All of this comes together in our streaming software, XSplit. Our UI artist Mike made us some nice frames to use in the stream (to give it a more professional look and convey some information, like how to follow us), the game/content gets put in the frame, the webcam video gets layered over top, and the audio from the mixer gets pulled in. From there, it gets pushed to Twitch and broadcast out to all of you. After streams are over, I generally export them to our YouTube channel for archiving, so anyone who missed them live can watch them later when they have time.

That’s it! It’s become a pretty simple process now that we do it so often, but it has a lot of parts, as you can see. In the end, it helps us to do something we enjoy a lot and are really proud of being able to do for our community. If you have any questions about our set-up, or anything else regarding the streaming process, let me know in the comments.

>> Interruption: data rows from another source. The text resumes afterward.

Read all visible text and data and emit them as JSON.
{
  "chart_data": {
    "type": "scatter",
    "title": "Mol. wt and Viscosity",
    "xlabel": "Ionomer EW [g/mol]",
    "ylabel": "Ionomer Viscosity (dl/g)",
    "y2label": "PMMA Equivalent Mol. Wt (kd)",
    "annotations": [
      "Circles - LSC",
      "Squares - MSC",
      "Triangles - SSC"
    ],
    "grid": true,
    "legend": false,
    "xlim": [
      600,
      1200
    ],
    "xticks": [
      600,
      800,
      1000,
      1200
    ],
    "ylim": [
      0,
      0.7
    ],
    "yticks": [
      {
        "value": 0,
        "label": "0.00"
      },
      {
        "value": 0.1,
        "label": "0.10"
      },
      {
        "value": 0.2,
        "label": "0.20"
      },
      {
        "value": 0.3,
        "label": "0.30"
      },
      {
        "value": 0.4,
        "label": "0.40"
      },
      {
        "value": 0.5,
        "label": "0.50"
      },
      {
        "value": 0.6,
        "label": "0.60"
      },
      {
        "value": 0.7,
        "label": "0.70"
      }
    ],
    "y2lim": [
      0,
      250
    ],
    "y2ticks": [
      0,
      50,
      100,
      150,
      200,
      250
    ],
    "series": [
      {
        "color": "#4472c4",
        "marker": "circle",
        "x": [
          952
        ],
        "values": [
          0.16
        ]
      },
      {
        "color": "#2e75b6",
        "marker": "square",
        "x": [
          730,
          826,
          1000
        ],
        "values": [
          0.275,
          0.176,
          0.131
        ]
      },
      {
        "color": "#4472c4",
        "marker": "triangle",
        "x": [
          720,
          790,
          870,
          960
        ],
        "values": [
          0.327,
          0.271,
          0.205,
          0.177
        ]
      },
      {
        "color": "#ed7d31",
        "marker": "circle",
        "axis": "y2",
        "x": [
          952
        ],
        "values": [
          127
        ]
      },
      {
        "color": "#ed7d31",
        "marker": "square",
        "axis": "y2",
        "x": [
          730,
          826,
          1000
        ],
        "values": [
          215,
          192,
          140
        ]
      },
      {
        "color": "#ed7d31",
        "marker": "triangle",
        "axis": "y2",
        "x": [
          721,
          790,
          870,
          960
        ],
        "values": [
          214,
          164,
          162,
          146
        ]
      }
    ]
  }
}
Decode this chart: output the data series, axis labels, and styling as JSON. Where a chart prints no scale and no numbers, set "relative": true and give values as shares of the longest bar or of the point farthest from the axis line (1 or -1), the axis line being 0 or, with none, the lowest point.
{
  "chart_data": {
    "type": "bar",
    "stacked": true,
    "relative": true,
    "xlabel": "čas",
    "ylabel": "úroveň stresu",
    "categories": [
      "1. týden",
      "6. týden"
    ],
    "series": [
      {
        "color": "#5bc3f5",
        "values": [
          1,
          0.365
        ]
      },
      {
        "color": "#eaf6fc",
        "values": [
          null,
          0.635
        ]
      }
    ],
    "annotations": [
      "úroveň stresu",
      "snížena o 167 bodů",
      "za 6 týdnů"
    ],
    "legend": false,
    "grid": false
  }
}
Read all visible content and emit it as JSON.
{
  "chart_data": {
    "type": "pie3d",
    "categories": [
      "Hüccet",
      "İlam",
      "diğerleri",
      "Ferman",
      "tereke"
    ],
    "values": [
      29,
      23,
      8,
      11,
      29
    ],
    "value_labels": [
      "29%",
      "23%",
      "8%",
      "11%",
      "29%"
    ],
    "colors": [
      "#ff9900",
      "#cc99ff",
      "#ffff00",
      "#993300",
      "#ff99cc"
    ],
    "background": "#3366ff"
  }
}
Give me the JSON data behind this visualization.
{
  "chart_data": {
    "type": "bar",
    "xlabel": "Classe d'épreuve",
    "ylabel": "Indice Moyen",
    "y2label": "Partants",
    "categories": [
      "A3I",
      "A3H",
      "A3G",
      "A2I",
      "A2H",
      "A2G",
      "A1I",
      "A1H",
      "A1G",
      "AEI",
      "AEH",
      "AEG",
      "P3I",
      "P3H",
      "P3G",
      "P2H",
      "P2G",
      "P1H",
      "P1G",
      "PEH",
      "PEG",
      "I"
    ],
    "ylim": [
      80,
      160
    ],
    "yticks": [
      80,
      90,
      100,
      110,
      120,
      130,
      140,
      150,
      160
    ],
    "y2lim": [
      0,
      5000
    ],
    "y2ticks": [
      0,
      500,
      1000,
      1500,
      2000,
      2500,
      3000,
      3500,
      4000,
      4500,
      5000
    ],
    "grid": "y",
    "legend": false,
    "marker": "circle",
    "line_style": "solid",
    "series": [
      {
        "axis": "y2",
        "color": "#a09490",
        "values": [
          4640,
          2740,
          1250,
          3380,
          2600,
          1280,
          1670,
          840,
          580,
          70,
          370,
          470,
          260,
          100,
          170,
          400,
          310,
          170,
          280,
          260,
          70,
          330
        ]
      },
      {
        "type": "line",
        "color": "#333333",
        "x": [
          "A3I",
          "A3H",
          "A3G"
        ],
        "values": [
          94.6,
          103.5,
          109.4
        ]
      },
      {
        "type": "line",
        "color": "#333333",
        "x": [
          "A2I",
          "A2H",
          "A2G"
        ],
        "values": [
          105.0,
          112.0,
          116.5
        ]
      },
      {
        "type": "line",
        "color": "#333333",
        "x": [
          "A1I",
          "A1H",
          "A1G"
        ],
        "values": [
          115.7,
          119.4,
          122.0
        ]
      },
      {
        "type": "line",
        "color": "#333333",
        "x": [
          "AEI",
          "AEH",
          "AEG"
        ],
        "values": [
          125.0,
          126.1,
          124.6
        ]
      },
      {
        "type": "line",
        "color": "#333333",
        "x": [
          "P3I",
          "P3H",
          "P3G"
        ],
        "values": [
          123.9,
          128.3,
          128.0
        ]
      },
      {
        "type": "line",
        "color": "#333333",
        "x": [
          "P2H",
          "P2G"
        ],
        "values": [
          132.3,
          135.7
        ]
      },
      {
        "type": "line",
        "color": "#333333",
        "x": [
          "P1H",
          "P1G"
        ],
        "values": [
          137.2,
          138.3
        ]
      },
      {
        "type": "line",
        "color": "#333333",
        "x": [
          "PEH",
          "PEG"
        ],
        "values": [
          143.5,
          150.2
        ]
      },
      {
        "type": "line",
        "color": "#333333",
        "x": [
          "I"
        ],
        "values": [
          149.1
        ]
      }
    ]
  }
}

Also, be sure to tune in to our live streams! Here’s our schedule:

  • Tuesdays, 5:00pm ET – Let’s Play World Zombination with Josh & Gordon. This is when our game designer and I play the game while talking strategy and taking questions from viewers. It’s my favorite time of the week!
  • Wednesdays, 5:00pm ET – World Zombination development. On this stream, you get to see a coder, artist, game designer, or the quality assurance team work on the game while answering questions about what they’re working on and what they do.
  • Fridays, 4:30pm ET – World Zombination weekly development update. The whole studio is on this one! We get together and talk about the newest features we’ve been working on and give a sneak peek at upcoming characters.
  • Proletariat Plays! This is a new stream we’re thinking about doing immediately after the Friday update stream. Just us playing games from other studios and having fun. Come hang out with us!


Gordon Ryan
Community Director

  1. Hi Gordon!

    That is indeed a very respectable setup you guys have there. I must admit that I have never given much thought to what it takes as far as hardware goes to produce a good stream.

    I normally watch your streams when you publish them on YouTube but I have attended them live a few times and I am very impressed =)

    Keep up the good work!

    • Thanks Softbuns! Not every streamer needs such a complicated setup, but we have a multitude of needs, and I’m a bit of an A/V geek, so I wanted to make sure we were set up with quality equipment that will last us a long time. Glad you’ve been watching and I hope to see you in some more stream chats!